A more worrying trend is the use of big data to manipulate human behaviour at scale by incentivising “appropriate” activities, and penalising “inappropriate” activities. In recent years, governments in the UK, US, and Australia have been experimenting with attempts to “correct” the behaviour of their citizens through “nudge units”.”

Nudge units: “In ways you don’t detect [corporations and governments are] subtly influencing your decisions, pushing you towards what it believes are your (or its) best interests, exploiting the biases and tics of the human brain uncovered by research into behavioural psychology. And it is trying this in many different ways on many different people, running constant trials of different unconscious pokes and prods, to work out which is the most effective, which improves the most lives, or saves the most money. Preferably, both.”

“In his new book Inside the Nudge Unit, published this week in Britain, Halpern explains his fascination with behavioural psychology.

”Our brains weren’t made for the day-to-day financial judgments that are the foundation of modern economies: from mortgages, to pensions, to the best buy in a supermarket.

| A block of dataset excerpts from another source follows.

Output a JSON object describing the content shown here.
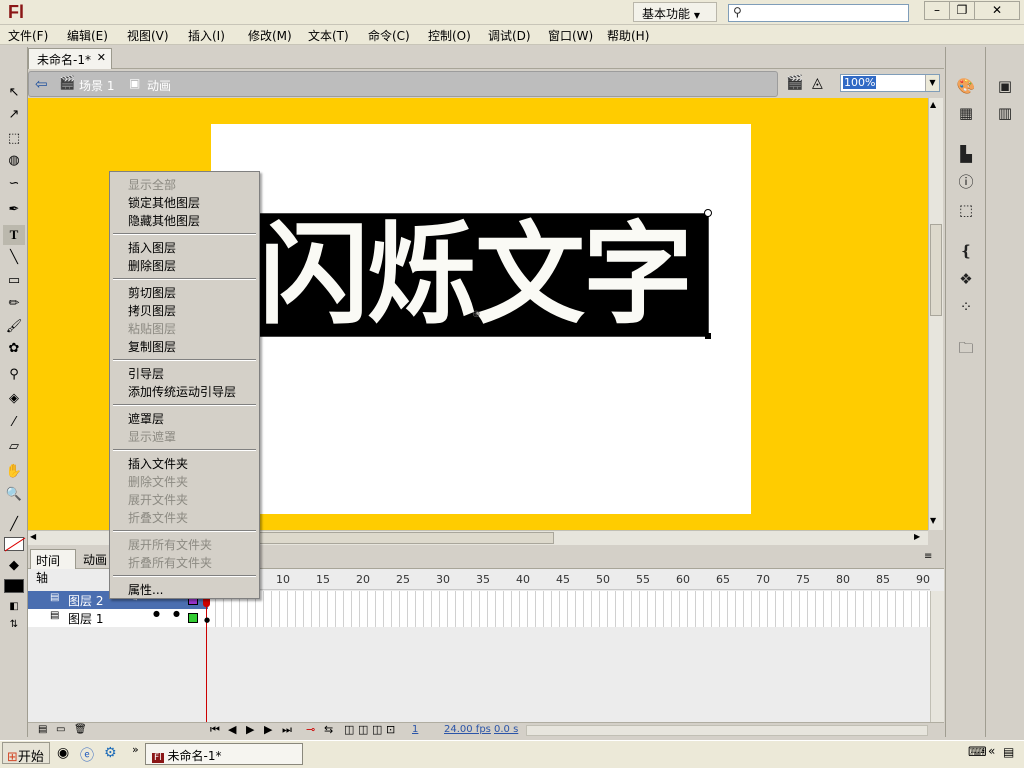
{
  "app": {
    "logo": "Fl",
    "workspace_label": "基本功能",
    "search_placeholder": "",
    "window_buttons": [
      "–",
      "❐",
      "✕"
    ]
  },
  "menubar": {
    "items": [
      "文件(F)",
      "编辑(E)",
      "视图(V)",
      "插入(I)",
      "修改(M)",
      "文本(T)",
      "命令(C)",
      "控制(O)",
      "调试(D)",
      "窗口(W)",
      "帮助(H)"
    ]
  },
  "document": {
    "tab_title": "未命名-1*",
    "close_glyph": "✕"
  },
  "editbar": {
    "scene_label": "场景 1",
    "symbol_label": "动画",
    "zoom_value": "100%"
  },
  "stage": {
    "background_color": "#ffcc00",
    "canvas_color": "#ffffff",
    "text_content": "闪烁文字"
  },
  "context_menu": {
    "groups": [
      [
        {
          "label": "显示全部",
          "enabled": false
        },
        {
          "label": "锁定其他图层",
          "enabled": true
        },
        {
          "label": "隐藏其他图层",
          "enabled": true
        }
      ],
      [
        {
          "label": "插入图层",
          "enabled": true
        },
        {
          "label": "删除图层",
          "enabled": true
        }
      ],
      [
        {
          "label": "剪切图层",
          "enabled": true
        },
        {
          "label": "拷贝图层",
          "enabled": true
        },
        {
          "label": "粘贴图层",
          "enabled": false
        },
        {
          "label": "复制图层",
          "enabled": true
        }
      ],
      [
        {
          "label": "引导层",
          "enabled": true
        },
        {
          "label": "添加传统运动引导层",
          "enabled": true
        }
      ],
      [
        {
          "label": "遮罩层",
          "enabled": true
        },
        {
          "label": "显示遮罩",
          "enabled": false
        }
      ],
      [
        {
          "label": "插入文件夹",
          "enabled": true
        },
        {
          "label": "删除文件夹",
          "enabled": false
        },
        {
          "label": "展开文件夹",
          "enabled": false
        },
        {
          "label": "折叠文件夹",
          "enabled": false
        }
      ],
      [
        {
          "label": "展开所有文件夹",
          "enabled": false
        },
        {
          "label": "折叠所有文件夹",
          "enabled": false
        }
      ],
      [
        {
          "label": "属性...",
          "enabled": true
        }
      ]
    ]
  },
  "timeline": {
    "tabs": [
      "时间轴",
      "动画"
    ],
    "frame_numbers": [
      "10",
      "15",
      "20",
      "25",
      "30",
      "35",
      "40",
      "45",
      "50",
      "55",
      "60",
      "65",
      "70",
      "75",
      "80",
      "85",
      "90"
    ],
    "layers": [
      {
        "name": "图层 2",
        "selected": true,
        "color": "#9933cc"
      },
      {
        "name": "图层 1",
        "selected": false,
        "color": "#33cc33"
      }
    ],
    "status": {
      "current_frame": "1",
      "fps": "24.00 fps",
      "time": "0.0 s"
    }
  },
  "taskbar": {
    "start_label": "开始",
    "task_label": "未命名-1*"
  }
}
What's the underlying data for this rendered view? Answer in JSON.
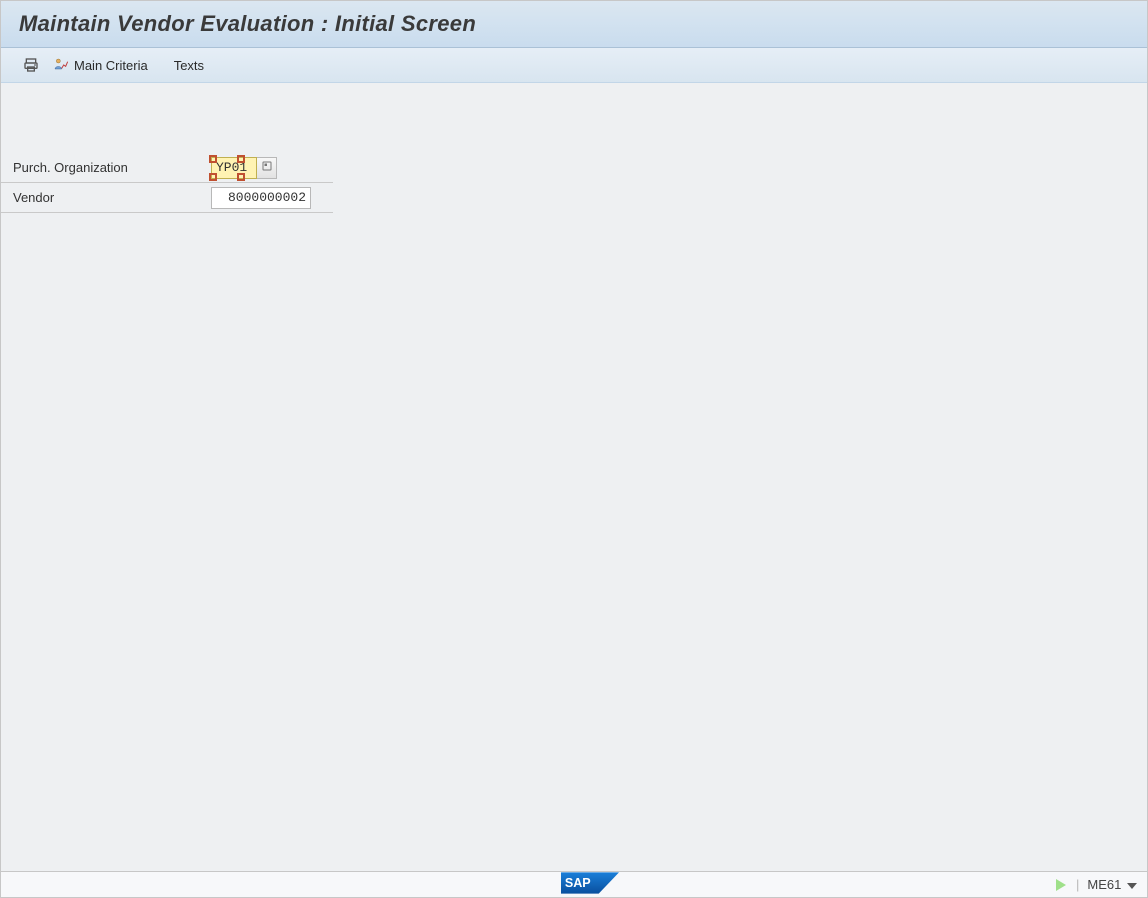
{
  "title": "Maintain Vendor Evaluation : Initial Screen",
  "toolbar": {
    "print_icon": "print",
    "main_criteria_label": "Main Criteria",
    "texts_label": "Texts"
  },
  "form": {
    "purch_org": {
      "label": "Purch. Organization",
      "value": "YP01"
    },
    "vendor": {
      "label": "Vendor",
      "value": "8000000002"
    }
  },
  "footer": {
    "logo_text": "SAP",
    "tcode": "ME61"
  }
}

Our thinking and decisions are fused with emotion.”

There’s a window of opportunity for governments, Halpern believes: to exploit the gaps between perception, reason, emotion and reality, and push us the “right” way.

He gives me a recent example of BI’s work – they were looking at police recruitment, and how to get a wider ethnic mix.

Just before applicants did an online recruitment test, in an email sending the link, BI added a line saying “before you do this, take a moment to think about why joining the police is important to you and your community”.

There was no effect on white applicants. But the pass rate for black and minority ethnic applicants moved from 40 to 60 per cent.

”It entirely closes the gap,” Halpern says. “Absolutely amazing. We thought we had good grounds in the [scientific research] literature that such a prompt might make a difference, but the scale of the difference was extraordinary.

Halpern taught social psychology at Cambridge but spent six years in the Blair government’s strategy unit. An early think piece on behavioural policy-making was leaked to the media and caused a small storm – Blair publicly disowned it and that was that. Halpern returned to academia, but was lured back after similar ideas started propagating through the Obama administration, and Cameron was persuaded to give it a go.

Ministers tend not to like it – once, one snapped, “I didn’t spend a decade in opposition to come into government to run a pilot”, but the technique is rife in the digital commercial world, where companies like Amazon or Google try 20 different versions of a web page.

Governments and public services should do it too, Halpern says. His favourite example is Britain’s organ donor register. They tested eight alternative online messages prompting people to join, including a simple request, different pictures, statistics or conscience-tweaking statements like “if you needed an organ transplant would you have one? If so please help others”.

It’s not obvious which messages work best, even to an expert. The only way to find out is to test them. They were surprised to find that the picture (of a group of people) actually put people off, Halpern says.

In future they want to use demographic data to personalise nudges, Halpern says. On tax reminder notices, they had great success putting the phrase “most people pay their tax on time” at the top. But a stubborn top 5 per cent, with the biggest tax debts, saw this reminder and thought, “Well, I’m not most people”.

This whole approach raises ethical issues. Often you can’t tell people they’re being experimented on – it’s impractical, or ruins the experiment, or both.

”If we’re trying to find the best way of saying ‘don’t drop your litter’ with a sign saying ‘most people don’t drop litter’, are you supposed to have a sign before it saying ‘caution you are about to participate in a trial’?

”Where should we draw the line between effective communication and unacceptable ‘PsyOps’ or propaganda?”